De enorme toename van de Chinese en Indiase capaciteit voor hernieuwbare energie is een voorbeeld voor andere Aziatische landen die achterblijven.
Ze laten ook zien hoe dergelijke omschakelingen banen kunnen creëren en de energiezekerheid kunnen verbeteren, aldus Kanika Chawla, stafchef van Sustainable Energy for All, de eenheid voor duurzame energie van de Verenigde Naties, die niet betrokken was bij het rapport.
Veel landen zijn nog steeds sterk afhankelijk van grote waterkrachtdammen, die hoge sociale en milieukosten met zich mee kunnen brengen en kwetsbaar zijn voor droogte.
In het rapport wordt geschat dat Zuid-Korea, Thailand en Indonesië elk tussen de 8 en 14 gigawatt aan zonne-energie per jaar zouden moeten toevoegen. Indonesië haalt nu minder dan 1% van zijn energie uit wind- en zonne-energie, volgens een onderzoek van de in het Verenigd Koninkrijk gevestigde denktank Ember. Zuid-Korea en Thailand zijn ook nog steeds grotendeels afhankelijk van fossiele brandstoffen.

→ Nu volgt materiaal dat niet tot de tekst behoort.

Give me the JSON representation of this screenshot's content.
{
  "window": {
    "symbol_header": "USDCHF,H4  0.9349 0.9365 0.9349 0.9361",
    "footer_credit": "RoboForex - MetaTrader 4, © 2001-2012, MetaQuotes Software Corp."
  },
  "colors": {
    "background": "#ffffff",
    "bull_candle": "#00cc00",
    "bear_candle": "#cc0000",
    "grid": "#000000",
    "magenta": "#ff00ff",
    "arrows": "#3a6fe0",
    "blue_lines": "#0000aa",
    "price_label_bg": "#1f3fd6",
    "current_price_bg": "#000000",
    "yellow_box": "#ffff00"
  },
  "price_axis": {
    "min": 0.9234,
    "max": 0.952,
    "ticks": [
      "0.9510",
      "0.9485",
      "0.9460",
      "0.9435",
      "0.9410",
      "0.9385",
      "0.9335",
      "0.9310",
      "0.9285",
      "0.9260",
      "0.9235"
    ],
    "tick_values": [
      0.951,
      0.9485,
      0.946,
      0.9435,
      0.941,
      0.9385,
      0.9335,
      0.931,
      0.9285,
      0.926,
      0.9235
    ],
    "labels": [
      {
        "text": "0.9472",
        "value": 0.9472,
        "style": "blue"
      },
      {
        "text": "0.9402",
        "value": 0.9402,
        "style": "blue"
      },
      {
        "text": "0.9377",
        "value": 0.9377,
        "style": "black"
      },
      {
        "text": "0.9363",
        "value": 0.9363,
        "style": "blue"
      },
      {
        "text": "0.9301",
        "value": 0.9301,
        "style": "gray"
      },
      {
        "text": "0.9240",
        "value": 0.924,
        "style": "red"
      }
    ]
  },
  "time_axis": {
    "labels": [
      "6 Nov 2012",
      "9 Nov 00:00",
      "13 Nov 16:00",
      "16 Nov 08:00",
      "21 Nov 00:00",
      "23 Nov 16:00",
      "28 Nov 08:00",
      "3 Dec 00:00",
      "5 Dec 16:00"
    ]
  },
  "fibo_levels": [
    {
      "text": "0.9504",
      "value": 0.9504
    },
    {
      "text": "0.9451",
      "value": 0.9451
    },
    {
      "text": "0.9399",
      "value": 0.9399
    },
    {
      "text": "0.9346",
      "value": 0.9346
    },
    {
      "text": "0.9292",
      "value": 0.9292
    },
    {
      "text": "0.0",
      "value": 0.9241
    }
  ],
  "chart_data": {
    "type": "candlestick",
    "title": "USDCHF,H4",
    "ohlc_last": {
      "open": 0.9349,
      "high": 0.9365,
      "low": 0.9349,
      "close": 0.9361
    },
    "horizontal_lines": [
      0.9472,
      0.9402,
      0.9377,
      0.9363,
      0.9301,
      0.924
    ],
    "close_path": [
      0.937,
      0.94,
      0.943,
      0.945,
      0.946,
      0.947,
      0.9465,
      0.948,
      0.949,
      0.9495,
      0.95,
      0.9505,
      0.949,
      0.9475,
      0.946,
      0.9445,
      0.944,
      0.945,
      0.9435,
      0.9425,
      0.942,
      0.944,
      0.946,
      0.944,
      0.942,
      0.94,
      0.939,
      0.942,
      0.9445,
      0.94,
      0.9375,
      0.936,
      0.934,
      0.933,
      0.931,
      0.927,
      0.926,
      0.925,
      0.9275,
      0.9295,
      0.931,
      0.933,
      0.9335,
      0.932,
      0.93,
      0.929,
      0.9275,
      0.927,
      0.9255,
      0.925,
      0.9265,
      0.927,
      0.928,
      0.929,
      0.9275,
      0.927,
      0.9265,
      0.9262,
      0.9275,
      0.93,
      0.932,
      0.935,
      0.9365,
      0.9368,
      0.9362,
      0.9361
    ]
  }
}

Japan moet gemiddeld 9 gigawatt zonne-energie per jaar toevoegen en Vietnam ongeveer 10 gigawatt om de doelstellingen voor het einde van het decennium te halen. Maar het rapport zegt dat de doelen haalbaar zijn, omdat beide landen in het verleden een vergelijkbare toename hebben gerealiseerd.
Het rapport zegt dat Pakistan, Bangladesh en de Filippijnen elk jaar tussen de 1 en 3 gigawatt aan zonne-energie aan hun elektriciteitsnet moeten toevoegen.
Zuid-Korea heeft de grootste toename in windenergie nodig – een gemiddelde toename van 8 gigawatt per jaar – terwijl Japan ongeveer 3 gigawatt moet toevoegen. Vietnam zou ongeveer 4 gigawatt aan nieuwe windenergiecapaciteit moeten inzetten, aldus het rapport.
Het lagere potentieel voor windenergie in andere landen betekent dat ze zich moeten richten op één tot twee gigawatt per jaar.
Het rapport roept op tot een ‘paradigmaverschuiving’ om de overgang naar wind- en zonne-energie te versnellen. Dat betekent onder andere het afschaffen van subsidies voor olie en gas die duurzame energie minder concurrerend maken, het vereenvoudigen van bureaucratische hindernissen zoals vergunningen en het faciliteren van investeringen.
Tegelijkertijd moeten de elektriciteitsnetten worden aangepast aan de variabiliteit en onvoorspelbaarheid van wind- en zonne-energie.
“Onze analyse toont aan dat vaak veel grotere aandelen wind- en zonne-energie betrouwbaar in het elektriciteitssysteem kunnen worden geïntegreerd dan de exploitanten verwachten,” aldus Rogner van Agora.